De belasting wordt bij wege van aanslag geheven.
Geen aanslag wordt vastgesteld indien het aantal overnachtingen, waartoe gelegenheid wordt of is gegeven gedurende het belastingjaar minder dan tien zal of heeft belopen.
De aanslagen worden betaald in twee gelijke termijnen, waarvan de eerste termijnvervalt op de laatste dag van de maand, volgende op die waarin het aanslagbiljet is gedagtekend. De tweede termijn vervalt twee maanden later.
Het college van burgemeester en wethouders kan nadere regels geven met betrekking tot de heffing en de invordering van de toeristenbelasting.
De belastingplichtige is gehouden, voordat hij voor de eerste maal na het in werking treden van deze verordening gelegenheid tot overnachten verschaft, dit schriftelijk te melden aan de door het college van burgemeester en wethouders aangewezen gemeenteambtenaren, bedoeld in artikel 231, tweede lid, onderdelen b. en d. van de Gemeentewet.
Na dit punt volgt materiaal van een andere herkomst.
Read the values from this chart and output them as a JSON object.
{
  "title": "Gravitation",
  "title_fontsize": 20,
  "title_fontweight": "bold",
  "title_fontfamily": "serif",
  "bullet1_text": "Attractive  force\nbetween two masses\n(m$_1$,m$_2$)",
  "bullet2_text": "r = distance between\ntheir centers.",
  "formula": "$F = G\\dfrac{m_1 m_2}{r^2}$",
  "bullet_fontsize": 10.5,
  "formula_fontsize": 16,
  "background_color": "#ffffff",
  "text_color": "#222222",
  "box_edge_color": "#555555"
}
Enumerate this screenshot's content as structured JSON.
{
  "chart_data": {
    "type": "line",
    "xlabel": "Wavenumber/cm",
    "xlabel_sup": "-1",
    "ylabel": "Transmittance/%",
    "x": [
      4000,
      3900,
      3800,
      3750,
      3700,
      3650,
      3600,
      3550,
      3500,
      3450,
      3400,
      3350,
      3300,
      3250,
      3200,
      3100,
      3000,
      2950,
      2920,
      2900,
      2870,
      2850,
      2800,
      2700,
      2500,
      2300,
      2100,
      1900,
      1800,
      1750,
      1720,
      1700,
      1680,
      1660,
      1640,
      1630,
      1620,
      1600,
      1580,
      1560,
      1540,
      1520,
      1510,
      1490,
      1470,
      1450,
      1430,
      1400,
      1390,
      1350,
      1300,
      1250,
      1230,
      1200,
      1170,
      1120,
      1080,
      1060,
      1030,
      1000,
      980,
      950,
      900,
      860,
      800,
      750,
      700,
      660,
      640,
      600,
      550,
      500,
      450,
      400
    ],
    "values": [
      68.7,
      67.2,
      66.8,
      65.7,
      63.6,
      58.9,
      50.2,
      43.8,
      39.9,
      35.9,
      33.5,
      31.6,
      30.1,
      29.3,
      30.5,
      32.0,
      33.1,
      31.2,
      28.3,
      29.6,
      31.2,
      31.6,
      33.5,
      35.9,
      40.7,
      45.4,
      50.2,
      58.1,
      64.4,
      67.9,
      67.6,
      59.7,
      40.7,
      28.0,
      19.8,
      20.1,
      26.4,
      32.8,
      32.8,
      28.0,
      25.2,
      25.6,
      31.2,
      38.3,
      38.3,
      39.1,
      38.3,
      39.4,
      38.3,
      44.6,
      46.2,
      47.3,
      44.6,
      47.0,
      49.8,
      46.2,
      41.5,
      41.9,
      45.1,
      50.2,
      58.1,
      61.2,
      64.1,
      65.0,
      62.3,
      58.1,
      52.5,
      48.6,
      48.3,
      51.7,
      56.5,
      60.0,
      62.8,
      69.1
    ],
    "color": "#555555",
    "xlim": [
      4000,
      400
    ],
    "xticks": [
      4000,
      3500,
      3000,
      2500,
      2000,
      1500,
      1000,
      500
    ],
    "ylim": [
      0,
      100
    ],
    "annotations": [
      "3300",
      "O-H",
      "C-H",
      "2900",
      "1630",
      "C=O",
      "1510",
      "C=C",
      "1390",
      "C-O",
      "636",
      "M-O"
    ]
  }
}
De "Verordening Toeristenbelasting Bellingwedde 2007", goedgekeurd bij besluit van 13 juli 2006 wordt ingetrokken met ingang van de in artikel 16, 2e lid, genoemde datum van ingang van de heffing, met dien verstande dat zij van toepassing blijft op de belastbare feiten die zich voor die datum hebben voorgedaan.
Deze verordening treedt in werking met ingang van de achtste dag na die van de bekendmaking.
De datum van ingang van de heffing is 1 januari 2012.
Deze verordening kan worden aangehaald als:
"Verordening Toeristenbelasting Bellingwedde 2012".